Scientists at Freie Universität Berlin and University of Oxford Develop Novel Technique for the Analysis of Membrane Proteins
No 017/2020 from Jan 29, 2020
Researchers at Freie Universität Berlin and the University of Oxford developed a method, which enables the gentle release of proteins from membranes. The German-British team, led by the chemists Kevin Pagel and Rainer Haag from the Institute of Chemistry and Biochemistry of the Freie Universität Berlin and Professor Dame Carol Robinson and Dr. Leonhard Urner from the University of Oxford, established a novel technique for the analysis of membrane proteins. The results were published in the prestigious . The study of membrane proteins is of particular importance as they are targets for nearly half of all known drugs. Until now, however, the sensitive proteins have often been destroyed during the detachment from the membrane. According to Kevin Pagel and Rainer Haag, the approach pursued at the Freie Universität Berlin will help to gain a better understanding of their function and to develop new drugs.
Proteins are vital molecular machines. More than one third of them is bound to membranes where they regulate a variety of important biological functions. Many of the drugs that are currently available on the market attach to membrane proteins in the body. "A detailed analysis of this binding is therefore of particular importance for medical research," emphasizes Kevin Pagel. Until now, however, such an analysis has been a great challenge as the proteins are often damaged when they are released from the membrane.
Biomembranes consist of a diverse mixture of fatty acids in which a large number of different membrane proteins are embedded. Both biomembrane and membrane proteins are only poorly soluble in water. Therefore, a trick is often used for their structural investigation: "Similar to fat droplets during dish washing, membrane proteins are encapsulated in a shell of detergent molecules," explains Leonhard Urner, who coordinated the experiments over the last four years. The weight of the proteins is then determined in a mass spectrometer - a kind of molecular balance. For this purpose, the detergent molecules need to be washed off with the help of a gas. "Unfortunately, this detergent removal also removes all natural binding partners and damages most membrane proteins. Therefore, a detailed analysis is only possible in very few cases," he explains.
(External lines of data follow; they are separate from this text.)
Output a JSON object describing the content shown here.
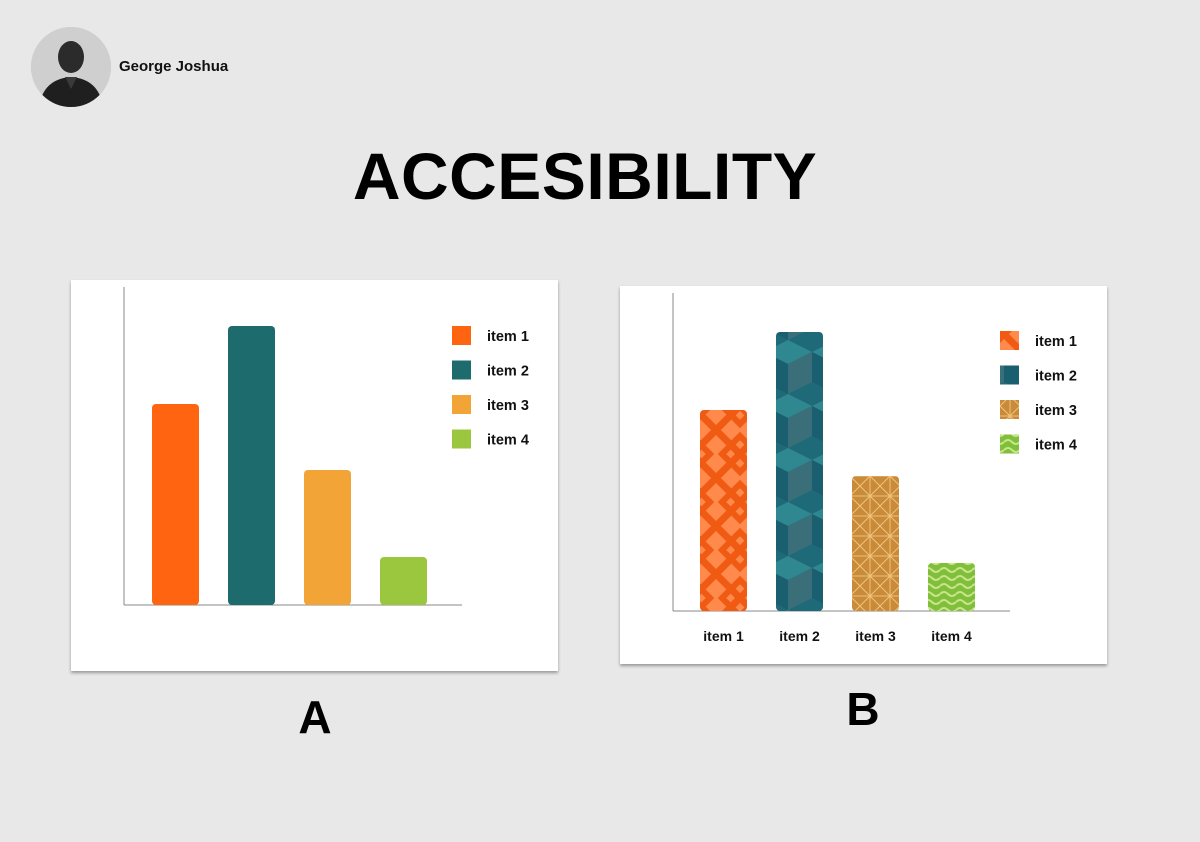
{
  "author": {
    "name": "George Joshua"
  },
  "page": {
    "title": "ACCESIBILITY"
  },
  "colors": {
    "background": "#e8e8e8",
    "item1": "#ff6510",
    "item2": "#1e6b6e",
    "item3": "#f2a536",
    "item4": "#9bc73e"
  },
  "panels": [
    {
      "label": "A"
    },
    {
      "label": "B"
    }
  ],
  "chart_data": [
    {
      "type": "bar",
      "panel": "A",
      "style": "solid colors",
      "categories": [
        "item 1",
        "item 2",
        "item 3",
        "item 4"
      ],
      "values": [
        67,
        93,
        45,
        16
      ],
      "legend": [
        "item 1",
        "item 2",
        "item 3",
        "item 4"
      ],
      "legend_position": "top-right",
      "show_tick_labels": false,
      "ylim": [
        0,
        100
      ],
      "grid": false
    },
    {
      "type": "bar",
      "panel": "B",
      "style": "patterned fills",
      "patterns": [
        "diamond-chevron",
        "cubes",
        "star-lattice",
        "waves"
      ],
      "categories": [
        "item 1",
        "item 2",
        "item 3",
        "item 4"
      ],
      "values": [
        67,
        93,
        45,
        16
      ],
      "legend": [
        "item 1",
        "item 2",
        "item 3",
        "item 4"
      ],
      "legend_position": "top-right",
      "show_tick_labels": true,
      "ylim": [
        0,
        100
      ],
      "grid": false
    }
  ]
}
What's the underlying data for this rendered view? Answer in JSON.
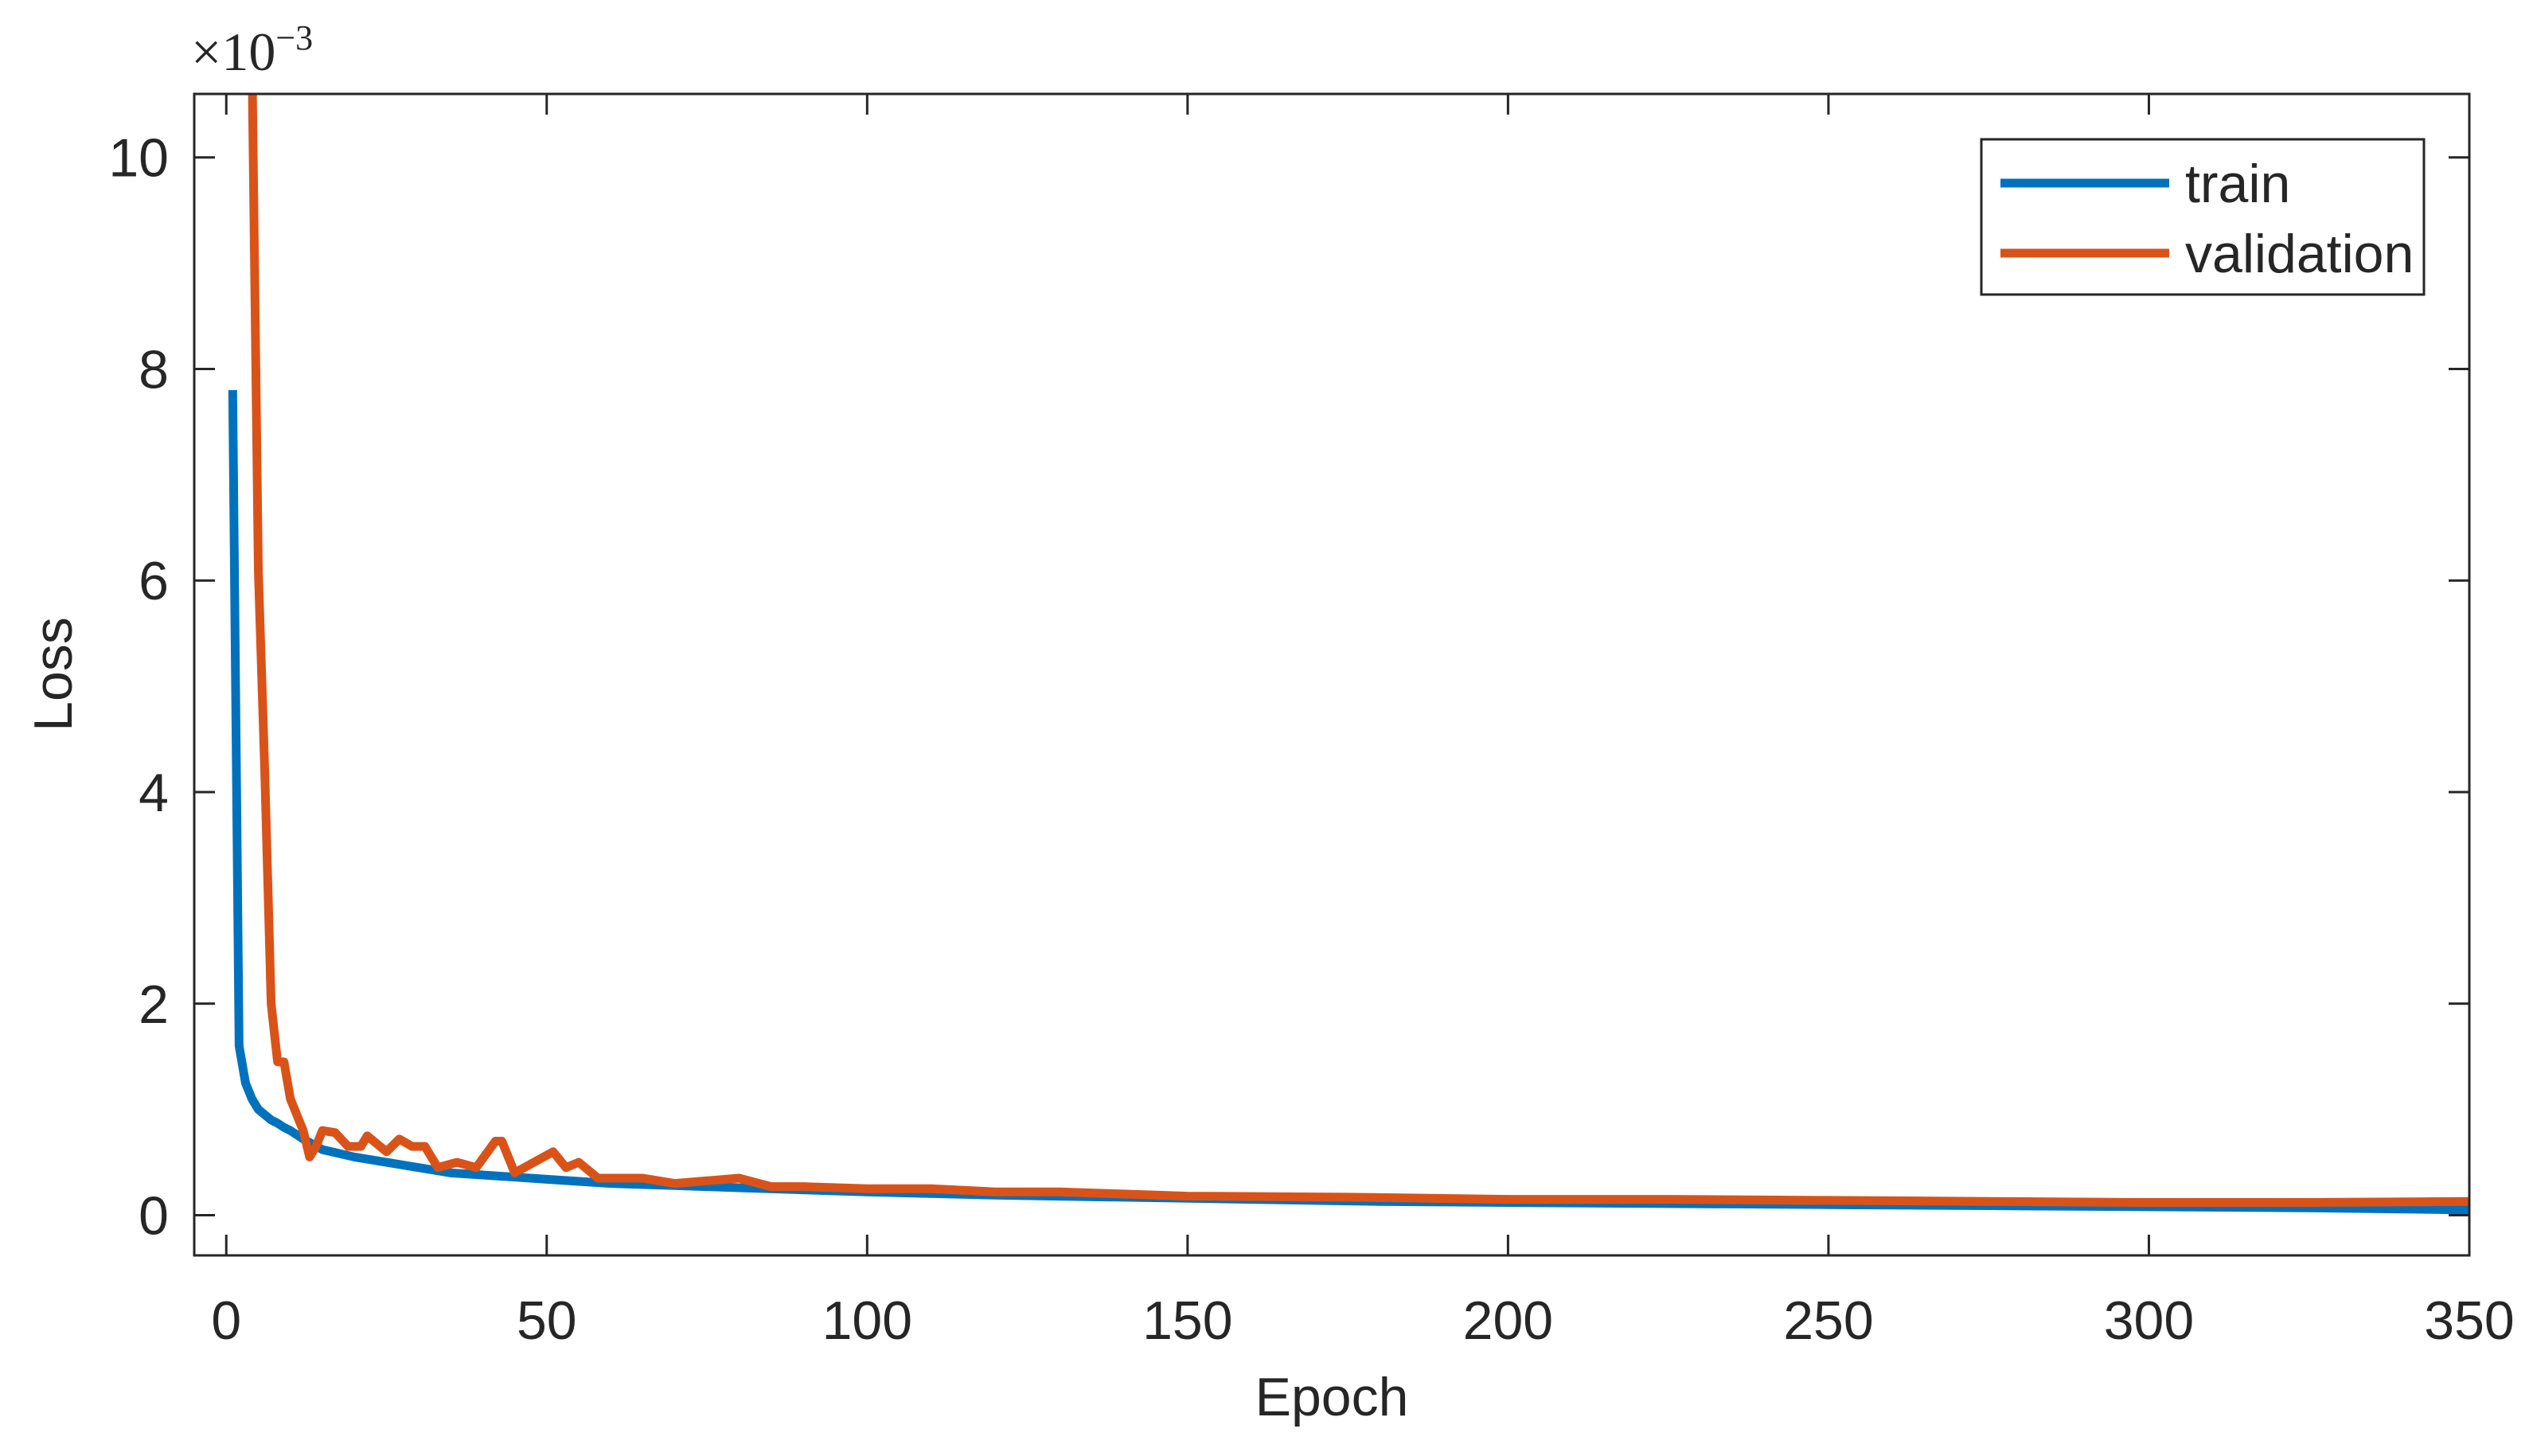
{
  "chart_data": {
    "type": "line",
    "xlabel": "Epoch",
    "ylabel": "Loss",
    "y_scale_base": "×10",
    "y_scale_exponent": "−3",
    "xlim": [
      -5,
      350
    ],
    "xticks": [
      0,
      50,
      100,
      150,
      200,
      250,
      300,
      350
    ],
    "ylim": [
      -0.38,
      10.6
    ],
    "yticks": [
      0,
      2,
      4,
      6,
      8,
      10
    ],
    "legend": "upper right",
    "series": [
      {
        "name": "train",
        "color": "#0072bd",
        "x": [
          1,
          2,
          3,
          4,
          5,
          6,
          7,
          8,
          9,
          10,
          12,
          15,
          20,
          25,
          30,
          35,
          40,
          45,
          50,
          60,
          70,
          80,
          90,
          100,
          120,
          140,
          160,
          180,
          200,
          225,
          250,
          275,
          300,
          325,
          350
        ],
        "values": [
          7.8,
          1.6,
          1.25,
          1.1,
          1.0,
          0.95,
          0.9,
          0.87,
          0.83,
          0.8,
          0.72,
          0.62,
          0.55,
          0.5,
          0.45,
          0.4,
          0.38,
          0.36,
          0.34,
          0.3,
          0.28,
          0.26,
          0.24,
          0.22,
          0.19,
          0.17,
          0.15,
          0.13,
          0.12,
          0.11,
          0.1,
          0.09,
          0.08,
          0.07,
          0.05
        ]
      },
      {
        "name": "validation",
        "color": "#d95319",
        "x": [
          4,
          5,
          6,
          7,
          8,
          9,
          10,
          11,
          12,
          13,
          14,
          15,
          17,
          19,
          21,
          22,
          25,
          27,
          29,
          31,
          33,
          36,
          39,
          42,
          43,
          45,
          48,
          51,
          53,
          55,
          58,
          65,
          70,
          80,
          85,
          90,
          100,
          110,
          120,
          130,
          140,
          150,
          175,
          200,
          225,
          250,
          275,
          300,
          325,
          350
        ],
        "values": [
          11,
          6.1,
          4.2,
          2.0,
          1.45,
          1.45,
          1.1,
          0.95,
          0.8,
          0.55,
          0.65,
          0.8,
          0.78,
          0.65,
          0.65,
          0.75,
          0.6,
          0.72,
          0.65,
          0.65,
          0.45,
          0.5,
          0.45,
          0.7,
          0.7,
          0.4,
          0.5,
          0.6,
          0.45,
          0.5,
          0.35,
          0.35,
          0.3,
          0.35,
          0.27,
          0.27,
          0.25,
          0.25,
          0.22,
          0.22,
          0.2,
          0.18,
          0.17,
          0.15,
          0.15,
          0.14,
          0.13,
          0.12,
          0.12,
          0.13
        ]
      }
    ]
  }
}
In the now published study, a large number of different tree-like detergent molecules was systematically tested for the first time. "We found compounds which help not only to retain the structure of proteins during the measurement, but also their natural binding partners. For the first time, this enabled the detailed analysis of the by far most interesting class of membrane proteins, so-called G-protein coupled receptors," explains Rainer Haag. In the future, the technology developed here will enable scientists to investigate pharmacologically interesting membrane proteins in a much more time-efficient and cost-effective way, which in turn supports the development of new drugs.